We note that when objections are filed to a report of a magistrate judge, we make a de novo determination of those portions of the report or specified proposed findings or recommendations made by the magistrate judge to which there are objections. See United States v. Raddatz, 447 U.S. 667 (1980); see also 28 U.S.C. § 636(b)(1); Local Rule 72.3. Furthermore, district judges have wide discretion as to how they treat recommendations of a magistrate judge. See id. Indeed, in providing for a de novo review determination rather than a de novo hearing, Congress intended to permit whatever reliance a district judge, in the exercise of sound discretion, chooses to place on a magistrate judge's proposed findings and recommendations. See id., see also Mathews v. Weber, 423 U.S. 261, 275 (1976); Goney v. Clark, 749 F.2d 5, 7 (3d Cir. 1984).
After a careful review of Plaintiff's objections, we find that they are merely a rehashing of arguments previously asserted by Plaintiff and considered by the Magistrate Judge in his September 13, 2005 Report and subsequently by this Court in our October 21, 2005 Order.*fn1 As we explained in our October 21, 2005 Order, the undisputed facts support Defendant Newton's contention that he exercised his professional judgment in reviewing Plaintiff's chart, in clearing Plaintiff for placement in the SMU, and in weaning Plaintiff off the medication Ativan. (Rec. Doc. 78 at 6). We additionally concurred with the Magistrate Judge that Plaintiff failed to present any evidence that would support an inference that Defendant Newton acted with deliberate indifference to a serious medical need of Plaintiff and that Defendant Newton was involved in a conspiracy to place Plaintiff in the SMU in retaliation for filing grievances or complaints. Id. at 6-7. Plaintiff's objections, which consist of three numbered paragraphs that address the Magistrate Judge's September 13, 2005 Report, fail to set forth any basis for the Court to alter our October 21, 2005 Order. Plaintiff's objections do not warrant further discussion in light of the review we already afforded this case in issuing our prior Order.
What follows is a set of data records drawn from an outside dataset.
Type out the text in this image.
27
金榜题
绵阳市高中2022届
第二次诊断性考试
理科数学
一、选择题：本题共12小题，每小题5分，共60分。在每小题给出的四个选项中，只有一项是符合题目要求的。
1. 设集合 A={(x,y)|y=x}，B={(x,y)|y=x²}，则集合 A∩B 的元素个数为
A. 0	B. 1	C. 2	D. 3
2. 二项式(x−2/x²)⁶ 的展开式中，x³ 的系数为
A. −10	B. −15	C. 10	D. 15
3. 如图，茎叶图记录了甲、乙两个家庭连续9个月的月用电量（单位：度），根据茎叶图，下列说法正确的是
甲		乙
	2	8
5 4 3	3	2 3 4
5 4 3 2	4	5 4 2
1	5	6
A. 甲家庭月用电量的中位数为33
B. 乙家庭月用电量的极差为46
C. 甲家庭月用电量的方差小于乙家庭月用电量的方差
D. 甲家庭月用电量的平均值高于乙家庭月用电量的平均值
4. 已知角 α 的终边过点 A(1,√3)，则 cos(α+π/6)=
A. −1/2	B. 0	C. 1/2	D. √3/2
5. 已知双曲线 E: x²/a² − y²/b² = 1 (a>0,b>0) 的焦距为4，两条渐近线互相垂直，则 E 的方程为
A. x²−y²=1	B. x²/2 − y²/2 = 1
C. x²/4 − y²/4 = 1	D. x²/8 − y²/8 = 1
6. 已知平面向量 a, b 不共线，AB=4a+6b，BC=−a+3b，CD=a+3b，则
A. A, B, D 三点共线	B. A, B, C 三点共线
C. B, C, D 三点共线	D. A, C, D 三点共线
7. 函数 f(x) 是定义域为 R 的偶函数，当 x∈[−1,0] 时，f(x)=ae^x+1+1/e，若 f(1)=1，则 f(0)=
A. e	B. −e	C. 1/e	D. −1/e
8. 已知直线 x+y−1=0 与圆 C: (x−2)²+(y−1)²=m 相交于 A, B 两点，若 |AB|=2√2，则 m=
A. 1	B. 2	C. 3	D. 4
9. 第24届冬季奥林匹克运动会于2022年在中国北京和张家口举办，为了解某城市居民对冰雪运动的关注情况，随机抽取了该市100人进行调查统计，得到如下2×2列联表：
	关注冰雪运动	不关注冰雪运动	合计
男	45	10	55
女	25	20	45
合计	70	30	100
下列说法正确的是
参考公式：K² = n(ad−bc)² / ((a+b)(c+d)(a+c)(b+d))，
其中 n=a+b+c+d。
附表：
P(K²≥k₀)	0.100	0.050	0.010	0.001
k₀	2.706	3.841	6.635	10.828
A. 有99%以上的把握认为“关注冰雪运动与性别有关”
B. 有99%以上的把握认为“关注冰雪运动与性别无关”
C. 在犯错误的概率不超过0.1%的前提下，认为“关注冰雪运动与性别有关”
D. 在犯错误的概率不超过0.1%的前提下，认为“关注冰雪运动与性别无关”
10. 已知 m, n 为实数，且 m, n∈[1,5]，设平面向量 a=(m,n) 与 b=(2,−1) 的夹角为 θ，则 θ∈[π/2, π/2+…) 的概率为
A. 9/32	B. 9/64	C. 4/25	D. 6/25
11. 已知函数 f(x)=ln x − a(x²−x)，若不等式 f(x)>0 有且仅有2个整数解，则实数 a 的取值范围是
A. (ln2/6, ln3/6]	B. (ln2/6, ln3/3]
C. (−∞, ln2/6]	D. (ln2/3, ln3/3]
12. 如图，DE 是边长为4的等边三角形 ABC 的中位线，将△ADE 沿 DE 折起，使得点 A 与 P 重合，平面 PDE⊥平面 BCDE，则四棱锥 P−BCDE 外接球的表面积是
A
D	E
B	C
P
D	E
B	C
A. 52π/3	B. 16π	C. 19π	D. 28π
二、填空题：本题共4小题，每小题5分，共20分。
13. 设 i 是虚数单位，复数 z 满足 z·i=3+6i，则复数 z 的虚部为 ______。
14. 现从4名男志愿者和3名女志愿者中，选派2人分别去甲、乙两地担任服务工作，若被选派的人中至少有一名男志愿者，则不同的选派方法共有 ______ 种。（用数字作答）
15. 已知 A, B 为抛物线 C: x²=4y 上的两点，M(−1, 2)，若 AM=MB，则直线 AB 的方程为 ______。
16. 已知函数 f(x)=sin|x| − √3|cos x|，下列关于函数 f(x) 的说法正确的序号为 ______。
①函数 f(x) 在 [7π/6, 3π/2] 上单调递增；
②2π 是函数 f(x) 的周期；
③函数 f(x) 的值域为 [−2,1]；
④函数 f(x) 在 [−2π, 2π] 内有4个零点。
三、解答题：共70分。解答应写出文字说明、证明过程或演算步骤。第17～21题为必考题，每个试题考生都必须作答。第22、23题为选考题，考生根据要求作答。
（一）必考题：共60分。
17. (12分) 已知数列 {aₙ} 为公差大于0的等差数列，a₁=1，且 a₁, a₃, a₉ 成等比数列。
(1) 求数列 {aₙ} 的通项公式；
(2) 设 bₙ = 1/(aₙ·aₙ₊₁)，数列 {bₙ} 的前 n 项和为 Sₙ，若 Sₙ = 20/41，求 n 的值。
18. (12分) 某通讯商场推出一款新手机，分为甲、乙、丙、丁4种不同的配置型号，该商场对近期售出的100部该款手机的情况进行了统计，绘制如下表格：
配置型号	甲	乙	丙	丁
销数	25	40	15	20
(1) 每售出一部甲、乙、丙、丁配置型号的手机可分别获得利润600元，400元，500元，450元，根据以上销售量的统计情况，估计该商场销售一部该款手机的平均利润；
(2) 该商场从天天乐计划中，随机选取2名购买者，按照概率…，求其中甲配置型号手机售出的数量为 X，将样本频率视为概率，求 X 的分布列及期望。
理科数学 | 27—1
NOW, THEREFORE, IT IS ORDERED THAT:
1. Having considered Plaintiff's objections, we again adopt Magistrate Judge Smyser's Report and Recommendation (doc. 73) for the reasons set forth in the Magistrate Judge's Report, this Court's October 21, 2005 Order, and the instant Memorandum and Order.
2. Defendant Newton's Motion to Dismiss or for Summary Judgment (doc. 25) is DENIED AS MOOT.
3. Defendant Newton's Redacted Motion to Dismiss or for Summary Judgment (doc. 54) is granted in part and denied in part to the following extent:
i. Defendant Newton's Motion to Dismiss is DENIED.
ii. Defendant Newton's Motion for Summary Judgment is GRANTED.
4. The case and any pending motions filed in the case sub judice are remanded to Magistrate Judge Smyser for further proceedings.